Segundo o jornal “O Estado de S. Paulo”, 27 dos 33 candidatos do PL ao Senado defendem o impeachment do ministro Alexandre de Moraes, do Supremo Tribunal Federal. Essa proposta faz parte de uma estratégia do bolsonarismo para tentar mudar a composição do Supremo, obtendo maioria na Câmara Alta e, com isso, forçar a saída dos juízes que compõe o colegiado do STF. Quem encabeça a lista de defenestráveis é justamente Moraes.
Entende-se a ira dos bolsonaristas. Afinal, o ministro é o principal algoz de Jair Bolsonaro e, recentemente, impediu que os filhos do ex-presidente o visitassem no Dia dos Pais. Além disso, Moraes coleciona polêmicas em sua atuação, incluindo a disposição de ser uma espécie de curador de conteúdo das redes sociais, em um estilo que muitas vezes é interpretado como repressor à liberdade de expressão.
Mas essa é uma boa estratégia política?
Segundo o jornalista Thomas Traumann, na edição de ontem de “O Globo”, há uma pesquisa inédita do Instituto Quaest que mostra o problema desta tática: apenas um em cada dez eleitores consideram prioritária a defesa do impeachment de ministros do STF como fator de definição de voto. Para o eleitorado, de acordo com o estudo, o tema mais importante é a capacidade de um senador conseguir trazer verbas e obras para seu estado.

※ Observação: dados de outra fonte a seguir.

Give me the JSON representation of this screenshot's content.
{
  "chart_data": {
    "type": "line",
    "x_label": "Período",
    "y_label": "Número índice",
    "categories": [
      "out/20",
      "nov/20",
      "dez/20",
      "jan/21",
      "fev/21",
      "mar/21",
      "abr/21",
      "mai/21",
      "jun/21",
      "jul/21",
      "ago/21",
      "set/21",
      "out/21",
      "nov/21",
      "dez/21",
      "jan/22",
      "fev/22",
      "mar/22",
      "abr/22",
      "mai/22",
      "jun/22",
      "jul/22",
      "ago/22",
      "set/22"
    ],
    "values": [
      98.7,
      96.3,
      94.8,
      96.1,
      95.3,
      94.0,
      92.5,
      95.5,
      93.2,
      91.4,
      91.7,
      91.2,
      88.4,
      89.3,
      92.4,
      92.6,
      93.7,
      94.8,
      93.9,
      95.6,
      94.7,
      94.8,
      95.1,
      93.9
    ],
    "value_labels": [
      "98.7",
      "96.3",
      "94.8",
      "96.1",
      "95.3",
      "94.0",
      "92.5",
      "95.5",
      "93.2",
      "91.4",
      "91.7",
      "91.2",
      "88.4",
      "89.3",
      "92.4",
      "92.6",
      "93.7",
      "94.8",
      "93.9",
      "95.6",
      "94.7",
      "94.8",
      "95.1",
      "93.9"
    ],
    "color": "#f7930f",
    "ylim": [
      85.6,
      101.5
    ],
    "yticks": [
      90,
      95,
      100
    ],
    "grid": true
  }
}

Diante disso, insistir em impedir juízes da Alta Corte pode ser um argumento bastante sedutor para quem é bolsonarista raiz. Mas não tem tanto apelo à maioria dos brasileiros. Muitos, no entanto, não conseguem enxergar isso, pois vivem imersos em uma bolha ideológica e, por isso, têm a ilusão de que a maioria esmagadora do eleitorado pensa de forma igual.
O conservadorismo tem inúmeras bandeiras que podem sensibilizar a maioria da população, como a melhoria da segurança pública, o combate à corrupção e a redução de impostos. Talvez seja melhor se concentrar nesses temas do que fazer cruzadas em torno de Moraes. Tal expediente pode prejudicar o impacto eleitoral desses candidatos e ser um erro de cálculo.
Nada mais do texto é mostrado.